The third period was all Waterloo. They drew two early power plays with their speed and cycle strength down low, and came ever closer to the go-ahead goal. They had the first seven shots of the period, and outshot the Badgers 14-4 overall in the final stanza, but the score was still knotted at 1-1 in the final moments.
That speed, though. It was one of Waterloo's most trusted weapons all year, and it paid off again when Herrfort drew a tripping call with 1:18 to play in regulation. Seconds into the advantage, after the puck was cleared to the neutral zone, Olivier gathered the puck in front of her own bench, eluded a Brock forechecker, and sent it up-ice to Tatum James (Stratford, ON/) in one fluid, incredible motion. James saw Herrfort open up on the far side and hit her with a pass, all while Lenardon began her sprint to the back door. One pass and one snapped release later, and Lenardon had the biggest goal of her Warriors career. The clock read 52.2 seconds remaining.

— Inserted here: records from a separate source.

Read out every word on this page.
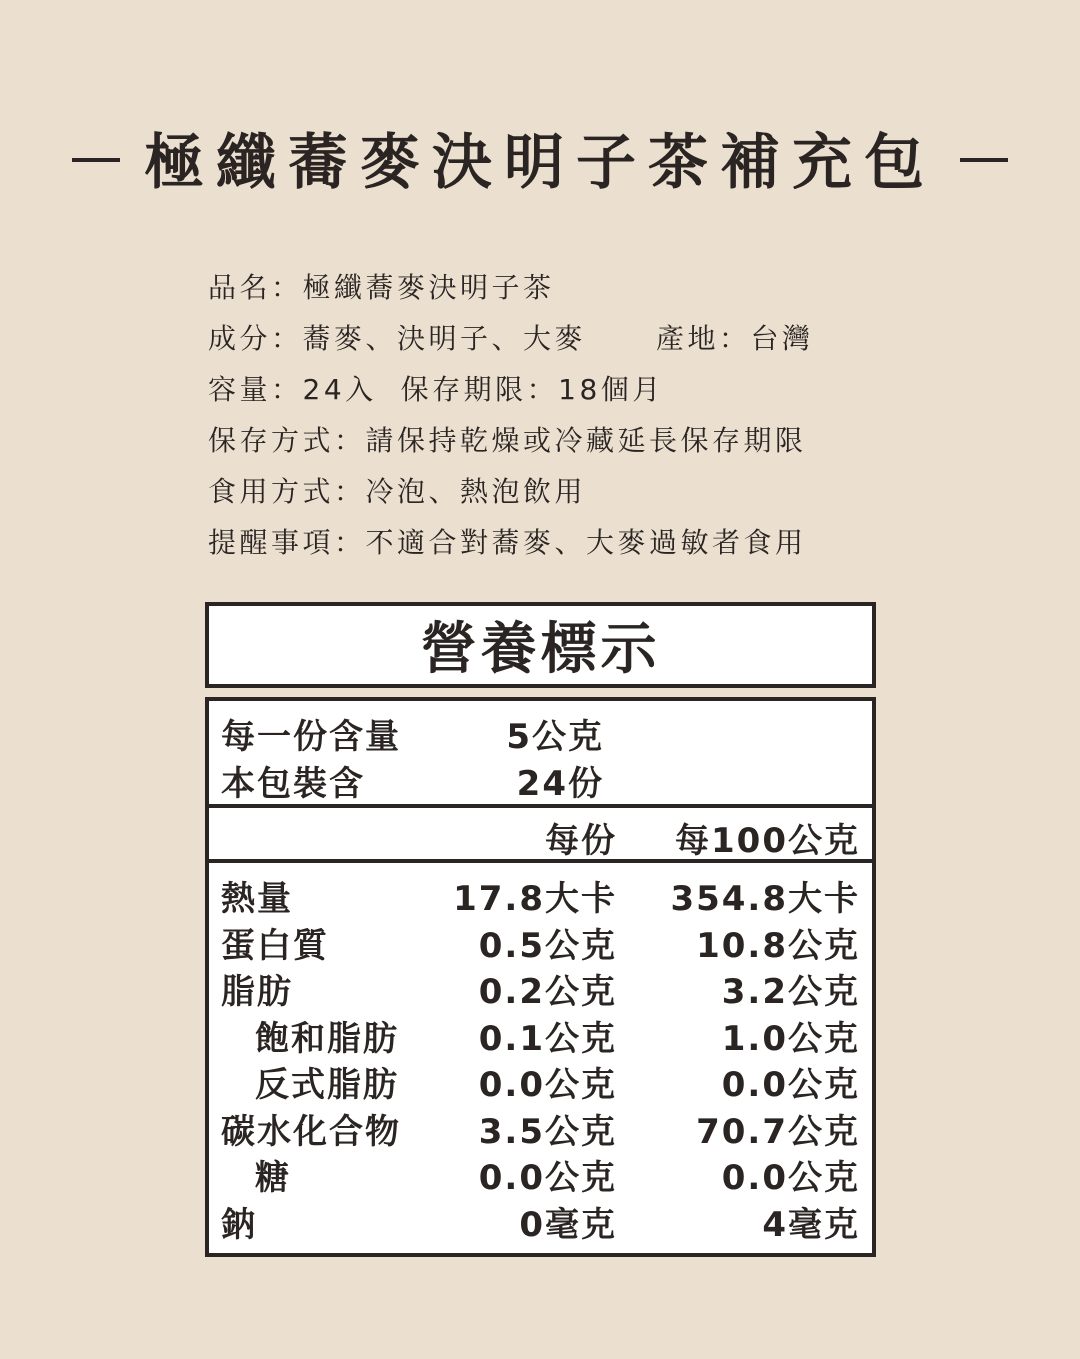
極纖蕎麥決明子茶補充包
品名：極纖蕎麥決明子茶
成分：蕎麥、決明子、大麥	產地：台灣
容量：24入 保存期限：18個月
保存方式：請保持乾燥或冷藏延長保存期限
食用方式：冷泡、熱泡飲用
提醒事項：不適合對蕎麥、大麥過敏者食用
營養標示
每一份含量	5公克
本包裝含	24份
每份 每100公克
熱量	17.8大卡 354.8大卡
蛋白質	0.5公克 10.8公克
脂肪	0.2公克	3.2公克
飽和脂肪 0.1公克	1.0公克
反式脂肪 0.0公克	0.0公克
碳水化合物 3.5公克 70.7公克
糖	0.0公克	0.0公克
鈉	0毫克	4毫克
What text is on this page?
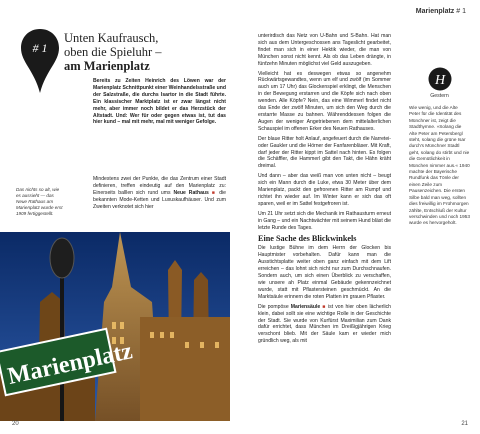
Marienplatz # 1
# 1
Unten Kaufrausch,
oben die Spieluhr –
am Marienplatz
Das nichts so alt, wie es aussieht — das Neue Rathaus am Marienplatz wurde erst 1909 fertiggestellt.
Bereits zu Zeiten Heinrich des Löwen war der Marienplatz Schnittpunkt einer Weinhandelsstraße und der Salzstraße, die durchs Isartor in die Stadt führte. Ein klassischer Marktplatz ist er zwar längst nicht mehr, aber immer noch bildet er das Herzstück der Altstadt. Und: Wer für oder gegen etwas ist, tut das hier kund – mal mit mehr, mal mit weniger Gefolge.
Mindestens zwei der Punkte, die das Zentrum einer Stadt definieren, treffen eindeutig auf den Marienplatz zu: Einerseits balllen sich rund ums Neue Rathaus ■ die bekannten Mode-Ketten und Luxuskaufhäuser. Und zum Zweiten verknotet sich hier
Marienplatz

unterirdisch das Netz von U-Bahn und S-Bahn. Hat man sich aus dem Untergeschossen ans Tageslicht gearbeitet, findet man sich in einer Hektik wieder, die man von München sonst nicht kennt. Als ob das Leben drängte, in fünfzehn Minuten möglichst viel Geld auszugeben.

Vielleicht hat es deswegen etwas so angenehm Rückwärtsgewandtes, wenn um elf und zwölf (im Sommer auch um 17 Uhr) das Glockenspiel erklingt, die Menschen in der Bewegung erstarren und die Köpfe sich nach oben wenden. Alle Köpfe? Nein, das eine Wimmerl findet nicht das Ende der zwölf Minuten, um sich den Weg durch die erstarrte Masse zu bahnen. Währenddessen folgen die Augen der weniger Angetriebenen dem mittelalterlichen Schauspiel im offenen Erker des Neuen Rathauses.

Der blaue Ritter holt Anlauf, angefeuert durch die Narretei-oder Gaukler und die Hörner der Fanfarenbläser. Mit Kraft, darf jeder der Ritter kippt im Sattel nach hinten. Es folgen die Schäffler, die Hammerl gibt den Takt, die Hähn kräht dreimal.

Und dann – aber das weiß man von unten nicht – beugt sich ein Mann durch die Luke, etwa 30 Meter über dem Marienplatz, packt den gefrorenen Ritter am Rumpf und richtet ihn wieder auf. Im Winter kann er sich das oft sparen, weil er im Sattel festgefroren ist.

Um 21 Uhr setzt sich die Mechanik im Rathausturm erneut in Gang – und ein Nachtwächter mit seinem Hund bläst die letzte Runde des Tages.

Eine Sache des Blickwinkels

Die lustige Bühne im dem Herrn der Glocken bis Hauptmister vorbehalten. Dafür kann man die Ausstichtsplatte weiter oben ganz einfach mit dem Lift erreichen – das lohnt sich nicht nur zum Durchschnaufen. Sondern auch, um sich einen Überblick zu verschaffen, wie unsere ah Platz einmal Gebäude gekennzeichnet wurde, statt mit Pflastersteinen geschmückt. An die Marktsäule erinnern die roten Platten im grauen Pflaster.

Die pompöse Mariensäule ■ ist von hier oben lächerlich klein, dabei sollt sie eine wichtige Rolle in der Geschichte der Stadt. Sie wurde von Kurfürst Maximilian zum Dank dafür errichtet, dass München im Dreißigjährigen Krieg verschont blieb. Mit der Säule kam er wieder mich gründlich weg, als mit

H
Gestern
Wie wenig, und die Alte Peter für die Identität des Münchner ist, zeigt die Stadthymne. »Solang die Alte Peter am Petersbergl steht, solang die grüne Isar durch's Münchner Stadtl geht, solang do stirbt und nie die Gemütlichkeit in München nimmer aus.« 1940 machte der Bayerische Rundfunk das Tönle der einen Zeile zum Pausenzeichen. Die ersten Silbe bald man weg, sollten dies freiwillig im Frühmorgen zählte, Entschluß der Kultur verschwinden und noch 1953 wurde es hervorgeholt.
20	21
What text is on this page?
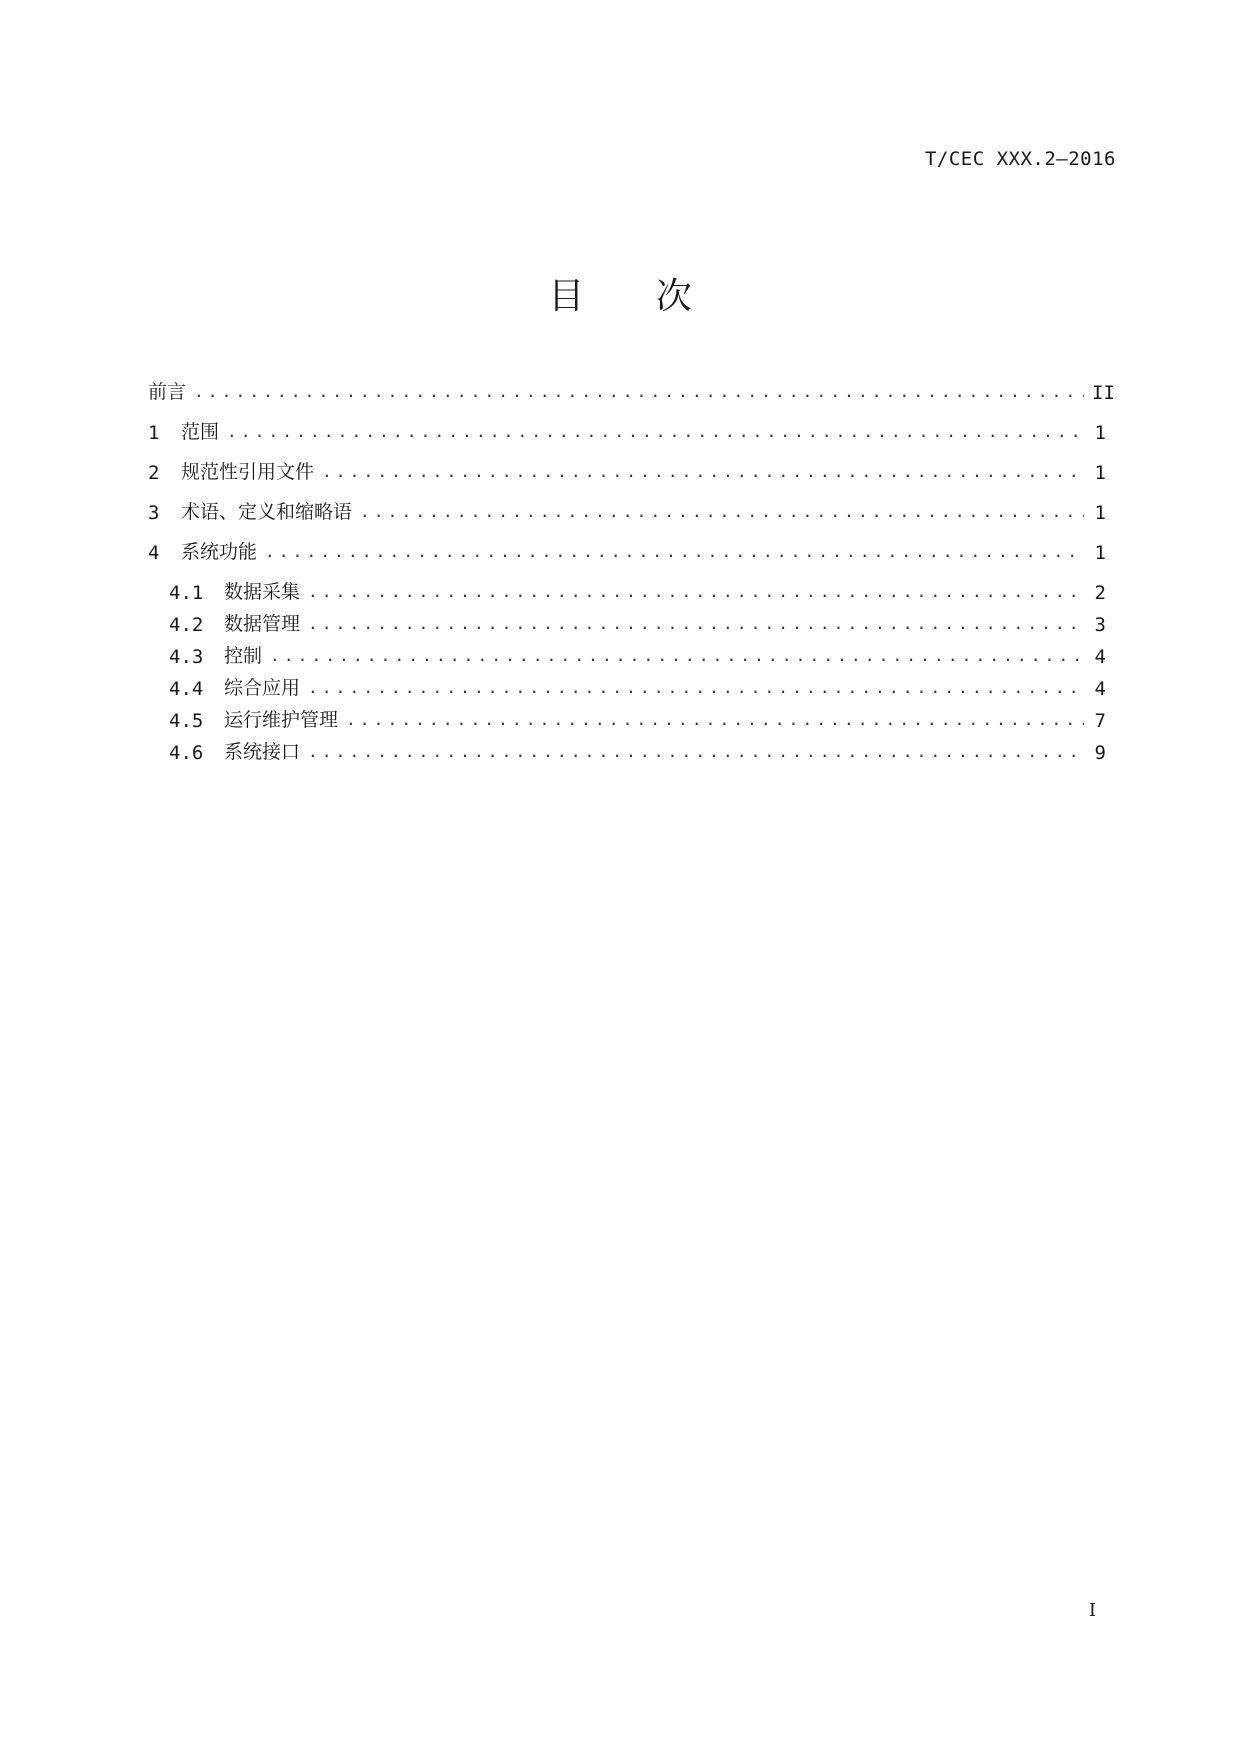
T/CEC XXX.2—2016
目 次
前言 .....	II
1	范围 .....	1
2	规范性引用文件 .....	1
3	术语、定义和缩略语 .....	1
4	系统功能 .....	1
4.1	数据采集 .....	2
4.2	数据管理 .....	3
4.3	控制 .....	4
4.4	综合应用 .....	4
4.5	运行维护管理 .....	7
4.6	系统接口 .....	9
I
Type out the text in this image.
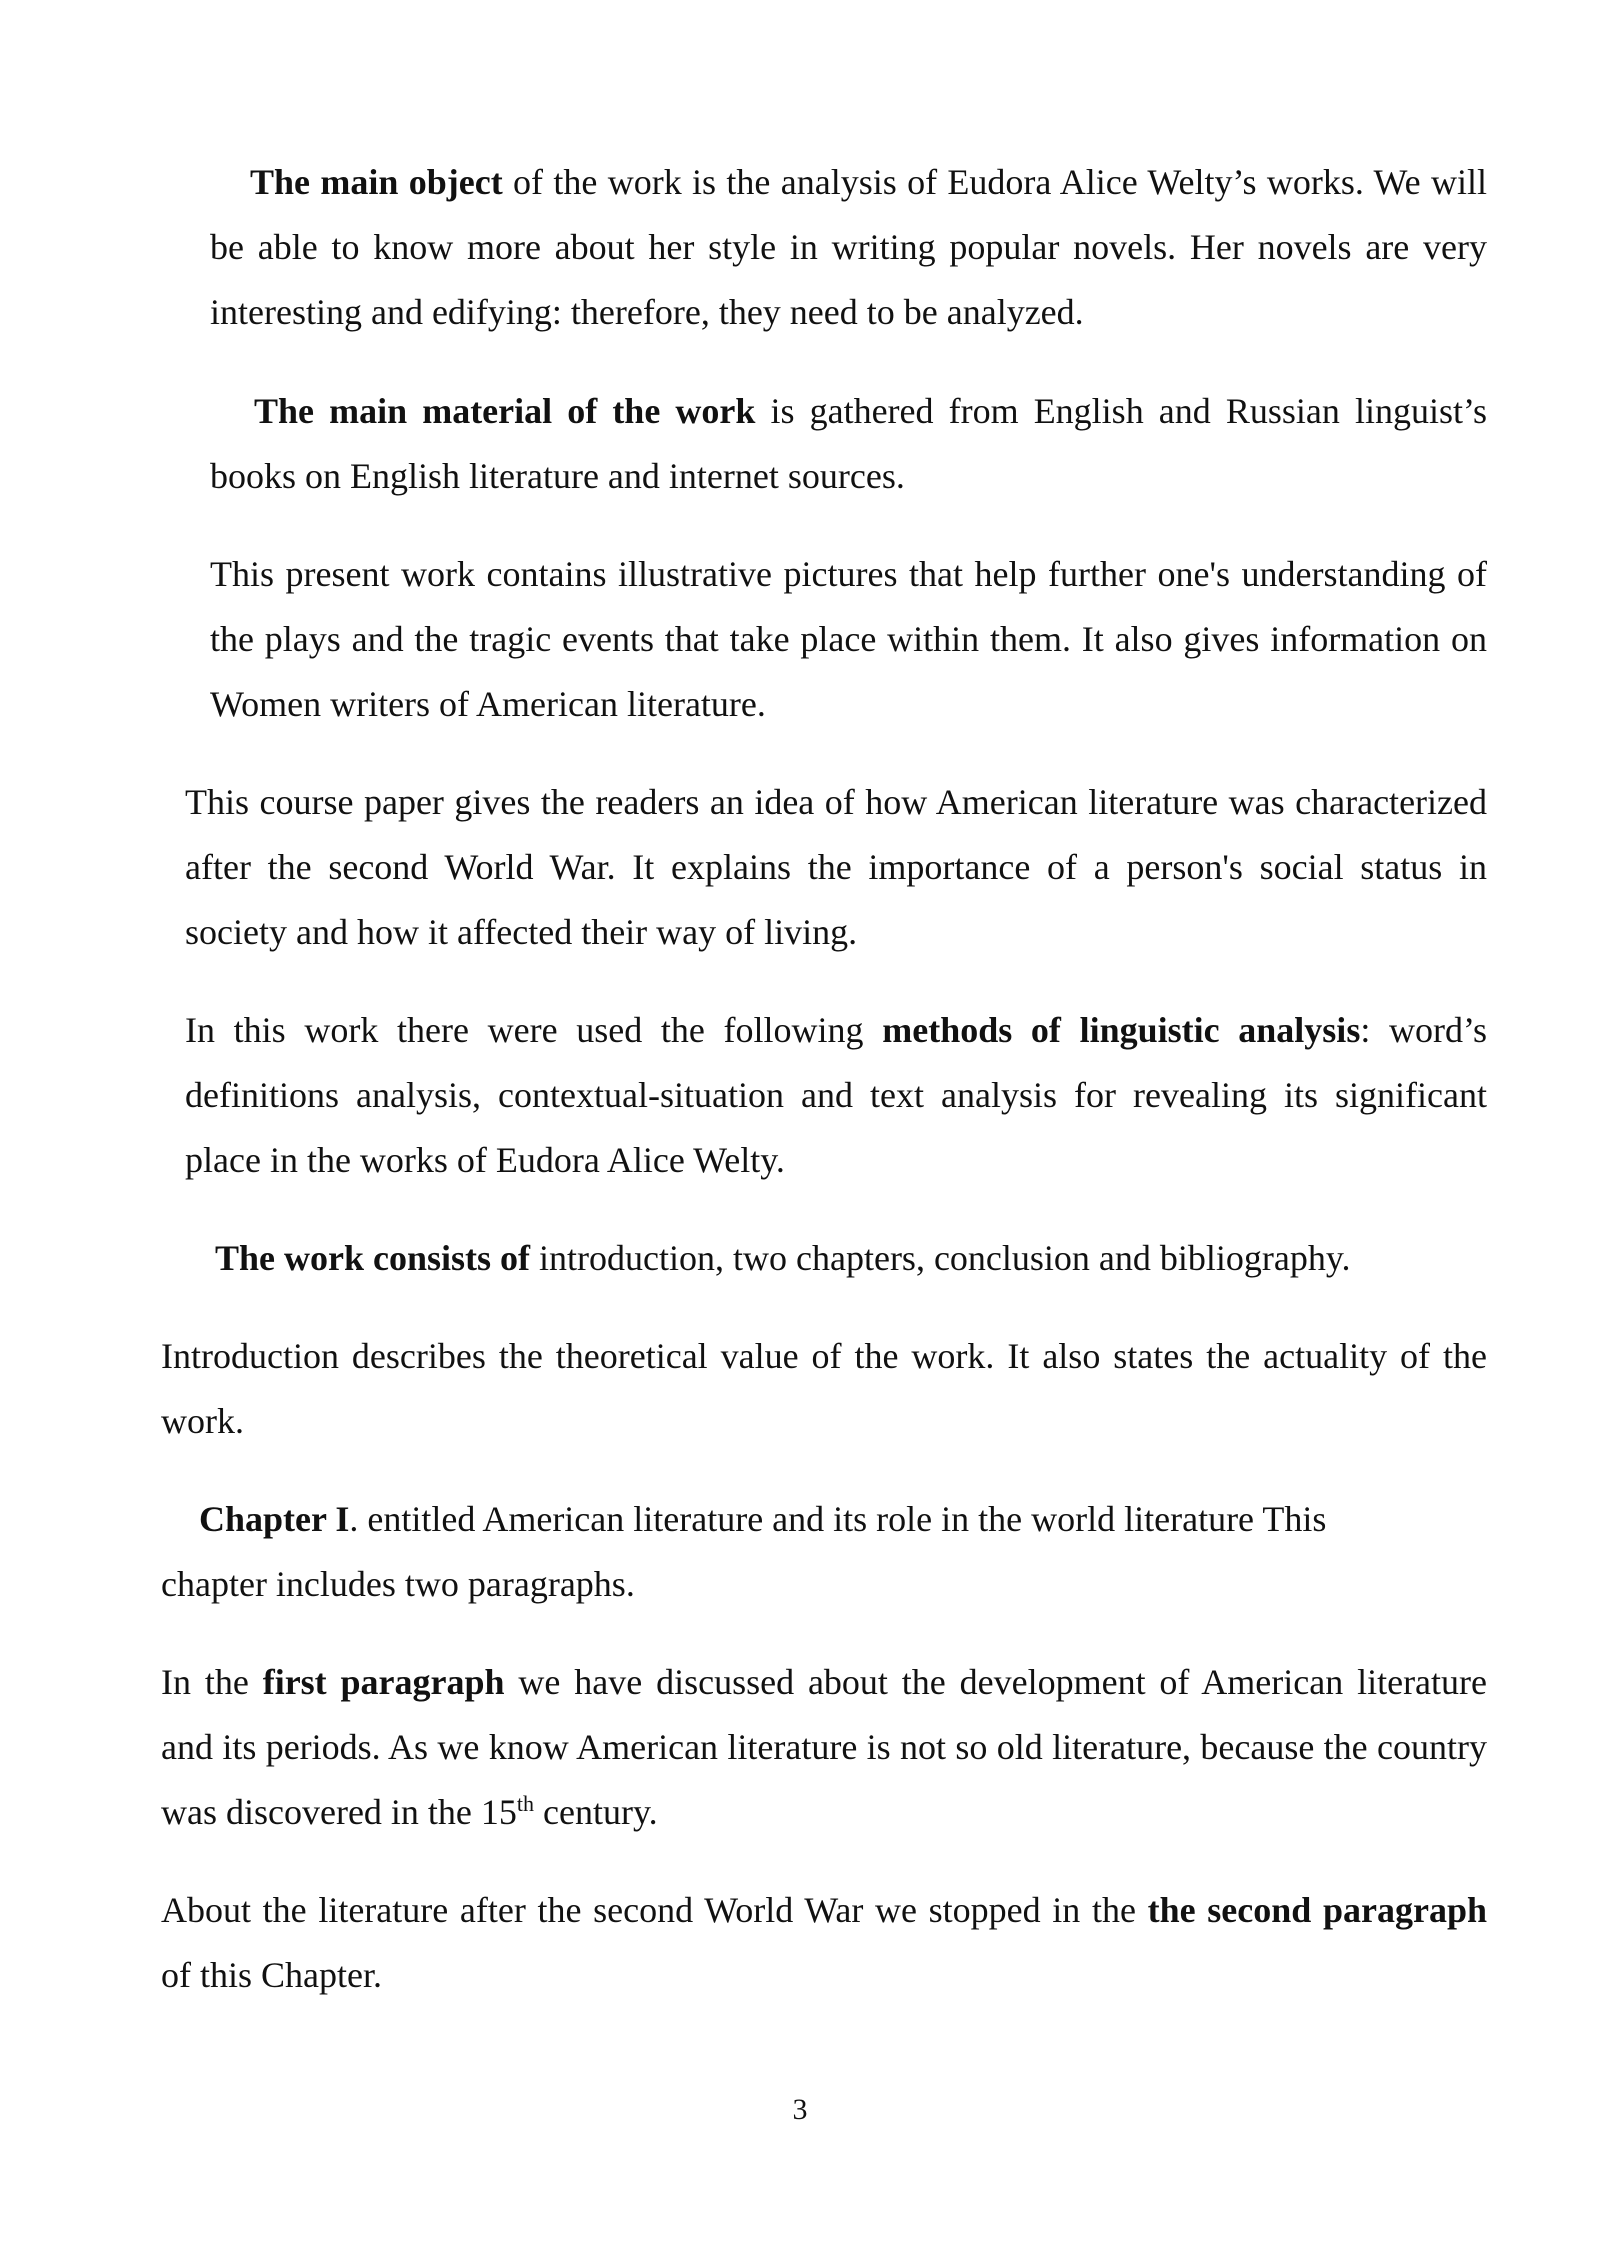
The main object of the work is the analysis of Eudora Alice Welty’s works. We will be able to know more about her style in writing popular novels. Her novels are very interesting and edifying: therefore, they need to be analyzed.

The main material of the work is gathered from English and Russian linguist’s books on English literature and internet sources.

This present work contains illustrative pictures that help further one's understanding of the plays and the tragic events that take place within them. It also gives information on Women writers of American literature.

This course paper gives the readers an idea of how American literature was characterized after the second World War. It explains the importance of a person's social status in society and how it affected their way of living.

In this work there were used the following methods of linguistic analysis: word’s definitions analysis, contextual-situation and text analysis for revealing its significant place in the works of Eudora Alice Welty.

The work consists of introduction, two chapters, conclusion and bibliography.

Introduction describes the theoretical value of the work. It also states the actuality of the work.

Chapter I. entitled American literature and its role in the world literature This chapter includes two paragraphs.

In the first paragraph we have discussed about the development of American literature and its periods. As we know American literature is not so old literature, because the country was discovered in the 15th century.

About the literature after the second World War we stopped in the the second paragraph of this Chapter.

3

It was a patient play by a trusting team that never panicked, even as they stared down the twin towers of lofty expectation and the team who hung the banner last season. And because they trusted it all, they'll now match up with another opponent who claimed some hardware in 2022 – the Nipissing Lakers are the defending USports national silver medalists.
With a trip to the McCaw cup final and the national championship tournament on the line, the Warriors are well-aware of the challenge. But after the past two years and this first-round triumph, they now know exactly what it'll take to meet it.